D.L. Rilancio: dalla digitalizzazione degli atti una chance per il contribuente
di Angelo GinexL’articolo 157 D.L. 34/2020 (c.d. Decreto Rilancio) prevede per tutti gli atti accertativi in scadenza tra il 9 marzo e il 31 dicembre 2020 (quindi, relativi al periodo di imposta 2015 o 2014) una proroga dei termini di decadenza al 31 dicembre 2021.
Più precisamente, viene operata una scissione tra emissione e notifica dell’atto, nel senso che questo dovrebbe essere emesso entro il 31 dicembre 2020, ma notificato entro il 31 dicembre 2021, al fine di consentire, come si legge nella relazione illustrativa, la distribuzione degli atti in un più ampio lasso di tempo.

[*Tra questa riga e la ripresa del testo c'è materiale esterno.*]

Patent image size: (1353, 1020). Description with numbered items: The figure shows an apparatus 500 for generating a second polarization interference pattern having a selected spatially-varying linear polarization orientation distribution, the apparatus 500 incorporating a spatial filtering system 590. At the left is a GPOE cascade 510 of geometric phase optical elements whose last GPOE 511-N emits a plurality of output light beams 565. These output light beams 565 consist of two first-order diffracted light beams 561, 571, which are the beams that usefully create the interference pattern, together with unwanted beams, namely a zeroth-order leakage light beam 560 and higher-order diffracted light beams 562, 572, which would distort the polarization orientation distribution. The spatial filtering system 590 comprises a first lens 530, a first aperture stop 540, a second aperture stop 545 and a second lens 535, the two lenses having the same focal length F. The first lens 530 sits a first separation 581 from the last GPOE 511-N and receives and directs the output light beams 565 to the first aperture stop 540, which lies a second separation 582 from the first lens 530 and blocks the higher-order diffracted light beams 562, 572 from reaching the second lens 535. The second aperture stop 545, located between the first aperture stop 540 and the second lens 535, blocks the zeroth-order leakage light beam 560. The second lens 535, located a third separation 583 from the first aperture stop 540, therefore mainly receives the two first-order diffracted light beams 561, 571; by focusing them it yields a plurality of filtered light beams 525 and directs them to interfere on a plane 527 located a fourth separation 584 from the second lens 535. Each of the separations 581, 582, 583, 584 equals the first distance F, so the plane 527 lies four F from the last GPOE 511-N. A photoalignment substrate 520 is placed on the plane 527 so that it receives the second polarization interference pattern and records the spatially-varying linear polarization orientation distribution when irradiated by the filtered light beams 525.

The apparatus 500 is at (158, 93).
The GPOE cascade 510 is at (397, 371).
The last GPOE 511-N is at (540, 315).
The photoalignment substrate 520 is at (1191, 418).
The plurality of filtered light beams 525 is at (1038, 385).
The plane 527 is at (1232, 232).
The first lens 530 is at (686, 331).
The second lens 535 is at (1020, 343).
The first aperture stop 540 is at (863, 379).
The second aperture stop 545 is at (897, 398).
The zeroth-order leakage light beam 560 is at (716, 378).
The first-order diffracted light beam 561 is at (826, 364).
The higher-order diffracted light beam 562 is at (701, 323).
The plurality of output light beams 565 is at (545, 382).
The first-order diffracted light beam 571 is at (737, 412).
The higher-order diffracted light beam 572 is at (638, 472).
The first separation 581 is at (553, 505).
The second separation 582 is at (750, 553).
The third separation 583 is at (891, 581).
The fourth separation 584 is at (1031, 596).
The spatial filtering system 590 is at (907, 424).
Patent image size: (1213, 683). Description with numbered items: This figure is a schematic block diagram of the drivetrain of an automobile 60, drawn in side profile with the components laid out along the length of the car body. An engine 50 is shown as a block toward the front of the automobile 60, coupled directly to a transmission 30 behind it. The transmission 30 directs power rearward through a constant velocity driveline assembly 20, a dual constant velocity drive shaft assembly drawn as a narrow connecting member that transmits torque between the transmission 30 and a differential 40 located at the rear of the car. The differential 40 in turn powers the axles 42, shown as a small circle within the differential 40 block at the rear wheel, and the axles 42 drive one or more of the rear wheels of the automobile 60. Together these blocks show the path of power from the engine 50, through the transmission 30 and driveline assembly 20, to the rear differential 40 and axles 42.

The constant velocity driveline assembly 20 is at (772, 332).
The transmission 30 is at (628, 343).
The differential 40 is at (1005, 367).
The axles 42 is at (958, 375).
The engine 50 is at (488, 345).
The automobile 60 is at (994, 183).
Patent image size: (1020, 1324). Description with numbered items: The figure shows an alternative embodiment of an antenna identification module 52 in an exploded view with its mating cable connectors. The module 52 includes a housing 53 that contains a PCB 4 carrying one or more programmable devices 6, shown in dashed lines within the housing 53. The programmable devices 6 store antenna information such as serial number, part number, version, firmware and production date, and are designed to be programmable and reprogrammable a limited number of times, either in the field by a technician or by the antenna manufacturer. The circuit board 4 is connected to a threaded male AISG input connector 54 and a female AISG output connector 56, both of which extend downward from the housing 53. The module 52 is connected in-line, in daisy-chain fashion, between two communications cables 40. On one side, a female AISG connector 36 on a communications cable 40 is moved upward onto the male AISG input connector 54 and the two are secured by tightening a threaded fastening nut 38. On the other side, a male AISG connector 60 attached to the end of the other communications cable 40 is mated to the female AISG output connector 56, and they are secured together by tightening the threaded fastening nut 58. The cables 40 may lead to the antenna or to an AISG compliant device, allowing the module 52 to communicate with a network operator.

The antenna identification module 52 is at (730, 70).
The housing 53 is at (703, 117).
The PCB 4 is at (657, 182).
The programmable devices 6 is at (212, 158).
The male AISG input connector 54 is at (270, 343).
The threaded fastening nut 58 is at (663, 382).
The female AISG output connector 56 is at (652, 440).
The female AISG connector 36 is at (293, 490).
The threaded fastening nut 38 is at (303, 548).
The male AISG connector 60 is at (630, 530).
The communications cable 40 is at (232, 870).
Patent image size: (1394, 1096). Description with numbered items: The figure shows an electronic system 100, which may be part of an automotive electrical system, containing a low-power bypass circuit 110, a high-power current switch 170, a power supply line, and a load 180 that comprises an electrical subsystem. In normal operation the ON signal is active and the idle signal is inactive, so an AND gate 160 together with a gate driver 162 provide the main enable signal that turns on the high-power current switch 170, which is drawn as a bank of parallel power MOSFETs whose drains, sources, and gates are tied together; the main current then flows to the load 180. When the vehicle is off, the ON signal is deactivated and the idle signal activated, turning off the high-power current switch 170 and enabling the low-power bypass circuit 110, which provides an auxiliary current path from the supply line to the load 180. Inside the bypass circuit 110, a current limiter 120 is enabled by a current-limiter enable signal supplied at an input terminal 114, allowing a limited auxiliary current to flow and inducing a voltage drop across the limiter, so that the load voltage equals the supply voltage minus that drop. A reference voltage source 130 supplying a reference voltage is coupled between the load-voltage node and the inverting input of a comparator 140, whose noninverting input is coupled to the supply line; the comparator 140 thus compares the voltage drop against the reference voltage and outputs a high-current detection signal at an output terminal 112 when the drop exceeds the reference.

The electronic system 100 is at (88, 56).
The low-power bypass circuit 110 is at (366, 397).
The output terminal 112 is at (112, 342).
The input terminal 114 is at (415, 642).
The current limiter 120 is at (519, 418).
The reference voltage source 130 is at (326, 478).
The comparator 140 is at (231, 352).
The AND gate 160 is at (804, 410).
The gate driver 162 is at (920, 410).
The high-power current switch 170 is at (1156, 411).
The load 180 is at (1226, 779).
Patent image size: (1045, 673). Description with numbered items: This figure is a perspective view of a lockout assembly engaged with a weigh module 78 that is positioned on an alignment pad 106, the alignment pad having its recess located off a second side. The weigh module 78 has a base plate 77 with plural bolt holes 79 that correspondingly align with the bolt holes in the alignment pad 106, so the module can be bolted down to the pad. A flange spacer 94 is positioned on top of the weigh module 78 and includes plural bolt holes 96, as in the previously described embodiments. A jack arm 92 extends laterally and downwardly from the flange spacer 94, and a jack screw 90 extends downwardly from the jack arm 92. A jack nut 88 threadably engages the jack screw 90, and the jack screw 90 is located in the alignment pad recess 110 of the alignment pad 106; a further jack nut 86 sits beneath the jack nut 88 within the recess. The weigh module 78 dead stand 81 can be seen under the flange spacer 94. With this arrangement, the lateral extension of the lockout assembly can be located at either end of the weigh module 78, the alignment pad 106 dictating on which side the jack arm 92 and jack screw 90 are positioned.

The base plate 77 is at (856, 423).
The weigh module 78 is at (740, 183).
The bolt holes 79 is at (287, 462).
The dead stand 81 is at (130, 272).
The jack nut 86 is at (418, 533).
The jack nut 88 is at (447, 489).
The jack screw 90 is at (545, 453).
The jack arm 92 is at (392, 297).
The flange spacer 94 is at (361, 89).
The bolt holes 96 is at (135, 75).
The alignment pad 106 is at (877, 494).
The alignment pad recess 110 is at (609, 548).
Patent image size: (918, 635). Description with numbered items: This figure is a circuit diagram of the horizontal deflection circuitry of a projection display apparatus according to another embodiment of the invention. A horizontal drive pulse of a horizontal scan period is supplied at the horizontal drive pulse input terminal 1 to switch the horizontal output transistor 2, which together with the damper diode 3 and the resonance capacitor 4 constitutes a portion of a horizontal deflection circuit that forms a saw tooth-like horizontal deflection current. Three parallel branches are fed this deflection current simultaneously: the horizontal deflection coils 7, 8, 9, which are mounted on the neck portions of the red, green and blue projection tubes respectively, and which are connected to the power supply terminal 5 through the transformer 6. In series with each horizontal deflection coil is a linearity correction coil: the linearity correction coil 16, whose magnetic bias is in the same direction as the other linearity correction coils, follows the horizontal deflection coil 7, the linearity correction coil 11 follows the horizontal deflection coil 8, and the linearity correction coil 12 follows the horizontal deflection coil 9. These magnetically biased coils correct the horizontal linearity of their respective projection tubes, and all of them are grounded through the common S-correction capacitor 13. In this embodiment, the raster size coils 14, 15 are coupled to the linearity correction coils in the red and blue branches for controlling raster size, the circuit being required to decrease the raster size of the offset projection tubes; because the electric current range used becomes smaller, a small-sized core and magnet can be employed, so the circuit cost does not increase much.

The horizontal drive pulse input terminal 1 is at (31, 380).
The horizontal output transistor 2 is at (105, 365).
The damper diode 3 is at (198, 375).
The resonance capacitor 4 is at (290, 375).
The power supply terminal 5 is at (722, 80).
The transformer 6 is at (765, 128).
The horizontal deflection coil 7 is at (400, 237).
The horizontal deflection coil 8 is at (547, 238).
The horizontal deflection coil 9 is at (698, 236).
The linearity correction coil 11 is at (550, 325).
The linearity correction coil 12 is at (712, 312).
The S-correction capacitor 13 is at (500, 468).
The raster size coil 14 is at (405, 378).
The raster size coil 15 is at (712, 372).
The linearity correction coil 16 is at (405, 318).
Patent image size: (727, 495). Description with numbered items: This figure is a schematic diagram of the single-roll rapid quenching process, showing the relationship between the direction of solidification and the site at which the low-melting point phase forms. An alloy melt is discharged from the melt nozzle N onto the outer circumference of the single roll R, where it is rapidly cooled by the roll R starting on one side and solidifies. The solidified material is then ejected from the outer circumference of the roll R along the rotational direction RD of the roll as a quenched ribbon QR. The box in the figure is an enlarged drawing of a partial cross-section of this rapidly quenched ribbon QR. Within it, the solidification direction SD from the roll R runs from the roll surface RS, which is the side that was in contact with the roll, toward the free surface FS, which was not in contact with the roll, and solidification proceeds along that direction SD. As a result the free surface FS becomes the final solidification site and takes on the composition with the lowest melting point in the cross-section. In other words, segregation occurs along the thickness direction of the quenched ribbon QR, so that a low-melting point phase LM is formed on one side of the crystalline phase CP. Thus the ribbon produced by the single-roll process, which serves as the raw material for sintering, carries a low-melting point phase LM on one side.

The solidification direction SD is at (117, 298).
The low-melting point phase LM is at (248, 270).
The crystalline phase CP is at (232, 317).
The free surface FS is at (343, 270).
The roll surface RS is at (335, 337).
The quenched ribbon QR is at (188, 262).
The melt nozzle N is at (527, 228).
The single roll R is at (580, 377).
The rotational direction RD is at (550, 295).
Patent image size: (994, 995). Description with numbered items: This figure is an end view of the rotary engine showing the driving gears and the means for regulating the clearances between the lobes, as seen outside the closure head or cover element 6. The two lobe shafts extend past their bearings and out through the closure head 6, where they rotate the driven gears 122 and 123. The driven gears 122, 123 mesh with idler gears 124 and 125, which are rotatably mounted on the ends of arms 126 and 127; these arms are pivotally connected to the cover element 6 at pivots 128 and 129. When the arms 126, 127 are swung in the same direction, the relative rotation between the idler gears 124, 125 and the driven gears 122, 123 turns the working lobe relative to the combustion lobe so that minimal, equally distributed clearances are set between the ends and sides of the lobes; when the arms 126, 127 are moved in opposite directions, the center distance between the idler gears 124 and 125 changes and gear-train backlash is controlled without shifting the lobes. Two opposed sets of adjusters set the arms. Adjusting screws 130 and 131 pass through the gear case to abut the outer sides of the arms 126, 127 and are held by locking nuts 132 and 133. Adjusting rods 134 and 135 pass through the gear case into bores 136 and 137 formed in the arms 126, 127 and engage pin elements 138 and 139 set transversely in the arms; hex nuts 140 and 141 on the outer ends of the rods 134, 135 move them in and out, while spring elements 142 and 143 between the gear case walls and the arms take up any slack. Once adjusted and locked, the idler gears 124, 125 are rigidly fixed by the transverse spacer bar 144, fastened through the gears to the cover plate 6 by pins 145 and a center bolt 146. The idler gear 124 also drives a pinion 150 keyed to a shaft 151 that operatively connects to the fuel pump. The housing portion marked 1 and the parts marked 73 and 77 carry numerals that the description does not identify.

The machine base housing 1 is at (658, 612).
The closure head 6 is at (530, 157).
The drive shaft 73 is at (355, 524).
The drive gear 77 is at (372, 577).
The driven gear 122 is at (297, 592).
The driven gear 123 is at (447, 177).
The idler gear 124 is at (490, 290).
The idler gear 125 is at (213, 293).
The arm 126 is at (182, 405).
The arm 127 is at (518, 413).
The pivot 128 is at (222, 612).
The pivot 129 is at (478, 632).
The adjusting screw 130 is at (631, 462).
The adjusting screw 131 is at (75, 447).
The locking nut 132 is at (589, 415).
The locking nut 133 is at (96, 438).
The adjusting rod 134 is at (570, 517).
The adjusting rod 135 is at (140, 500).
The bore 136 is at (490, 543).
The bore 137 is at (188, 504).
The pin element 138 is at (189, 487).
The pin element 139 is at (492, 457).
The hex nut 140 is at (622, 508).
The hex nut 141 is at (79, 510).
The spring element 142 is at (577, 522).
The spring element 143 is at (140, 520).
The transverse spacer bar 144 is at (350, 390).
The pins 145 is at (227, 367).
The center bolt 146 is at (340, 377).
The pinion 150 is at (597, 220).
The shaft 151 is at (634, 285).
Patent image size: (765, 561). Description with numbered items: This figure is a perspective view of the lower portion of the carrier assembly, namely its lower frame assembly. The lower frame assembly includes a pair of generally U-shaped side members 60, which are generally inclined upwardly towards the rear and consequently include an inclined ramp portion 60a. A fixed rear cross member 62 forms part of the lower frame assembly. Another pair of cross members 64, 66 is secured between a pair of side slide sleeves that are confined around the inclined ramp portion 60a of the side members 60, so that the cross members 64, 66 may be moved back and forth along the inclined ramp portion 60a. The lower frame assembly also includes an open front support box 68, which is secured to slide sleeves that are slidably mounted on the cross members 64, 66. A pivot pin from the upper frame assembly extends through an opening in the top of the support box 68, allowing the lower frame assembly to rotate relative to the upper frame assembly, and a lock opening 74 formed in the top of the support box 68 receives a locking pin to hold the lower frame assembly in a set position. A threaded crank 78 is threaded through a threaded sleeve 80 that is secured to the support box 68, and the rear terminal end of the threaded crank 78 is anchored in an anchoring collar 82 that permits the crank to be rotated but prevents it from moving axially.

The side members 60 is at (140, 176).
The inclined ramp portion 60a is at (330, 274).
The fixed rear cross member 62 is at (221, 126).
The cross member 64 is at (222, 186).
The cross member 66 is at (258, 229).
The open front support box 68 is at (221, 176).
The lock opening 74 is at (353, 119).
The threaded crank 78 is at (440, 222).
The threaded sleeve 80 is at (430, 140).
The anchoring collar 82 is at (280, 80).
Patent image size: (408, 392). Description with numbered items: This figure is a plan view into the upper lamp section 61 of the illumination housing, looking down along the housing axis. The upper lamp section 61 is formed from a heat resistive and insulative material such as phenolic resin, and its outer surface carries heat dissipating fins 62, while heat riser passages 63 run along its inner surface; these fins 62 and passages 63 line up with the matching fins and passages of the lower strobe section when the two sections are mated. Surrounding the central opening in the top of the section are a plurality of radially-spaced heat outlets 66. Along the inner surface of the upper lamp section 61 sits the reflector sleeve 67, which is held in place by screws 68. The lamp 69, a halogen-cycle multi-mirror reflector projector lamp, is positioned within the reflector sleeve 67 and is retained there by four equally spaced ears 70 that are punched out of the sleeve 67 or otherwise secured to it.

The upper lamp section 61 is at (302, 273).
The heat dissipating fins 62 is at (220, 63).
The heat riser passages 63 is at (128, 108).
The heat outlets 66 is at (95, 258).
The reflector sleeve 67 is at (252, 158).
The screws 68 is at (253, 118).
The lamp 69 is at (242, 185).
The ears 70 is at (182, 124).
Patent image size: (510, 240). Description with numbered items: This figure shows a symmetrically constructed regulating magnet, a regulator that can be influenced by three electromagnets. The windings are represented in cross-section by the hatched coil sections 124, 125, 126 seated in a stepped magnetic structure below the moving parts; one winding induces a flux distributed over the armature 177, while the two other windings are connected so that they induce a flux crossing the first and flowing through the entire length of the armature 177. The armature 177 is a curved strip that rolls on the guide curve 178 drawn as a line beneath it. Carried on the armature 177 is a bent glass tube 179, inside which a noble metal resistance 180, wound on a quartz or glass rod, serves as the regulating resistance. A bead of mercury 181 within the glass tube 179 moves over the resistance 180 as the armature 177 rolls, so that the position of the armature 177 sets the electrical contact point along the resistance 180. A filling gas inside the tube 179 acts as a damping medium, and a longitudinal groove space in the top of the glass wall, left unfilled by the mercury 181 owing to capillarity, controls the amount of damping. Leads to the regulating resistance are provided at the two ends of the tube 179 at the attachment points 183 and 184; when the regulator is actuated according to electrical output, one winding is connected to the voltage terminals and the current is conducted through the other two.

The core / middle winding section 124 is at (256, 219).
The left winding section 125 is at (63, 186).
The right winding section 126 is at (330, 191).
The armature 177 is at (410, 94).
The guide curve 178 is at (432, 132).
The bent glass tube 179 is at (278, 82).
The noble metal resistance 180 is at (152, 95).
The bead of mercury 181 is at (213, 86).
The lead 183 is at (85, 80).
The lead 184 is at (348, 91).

Al di là di qualsivoglia considerazione circa la soluzione giuridica adottata, la vera domanda è: come potrà il contribuente verificare che l’atto sia stato effettivamente emesso entro il 31 dicembre 2020?
Probabilmente, anche al fine di dare concreta attuazione al principio di correttezza e buona fede di cui all’articolo 10 L. 212/2000 (intesi, ovviamente, in senso lato), in un’ottica di tutela del contribuente, la soluzione ideale sembrerebbe essere quella di dare seguito alla riforma, prima avviata e poi stoppata (quantomeno limitatamente all’obbligo di adeguamento dei sistemi di gestione informatica dei documenti), concernente la c.d. digitalizzazione degli atti amministrativi.
In tale contesto, allora, diverrebbe importante capire quali requisiti devono essere soddisfatti affinché la data e l’ora di emissione dell’avviso di accertamento “digitale” siano opponibili al contribuente.
A tal proposito, si rammenta che il combinato disposto degli articoli 40 e 71 D.Lgs. 82/2005 (c.d. Codice dell’amministrazione digitale – CAD) impone alle pubbliche amministrazioni (tra cui la stessa Agenzia delle Entrate) l’obbligo di emissione e conservazione degli atti di natura provvedimentale in formato digitale, mediante l’ausilio di apposti sistemi informatici e nel rispetto delle regole tecniche contenute nelle Linee guida adottate dall’AgID (Agenzia per l’Italia Digitale).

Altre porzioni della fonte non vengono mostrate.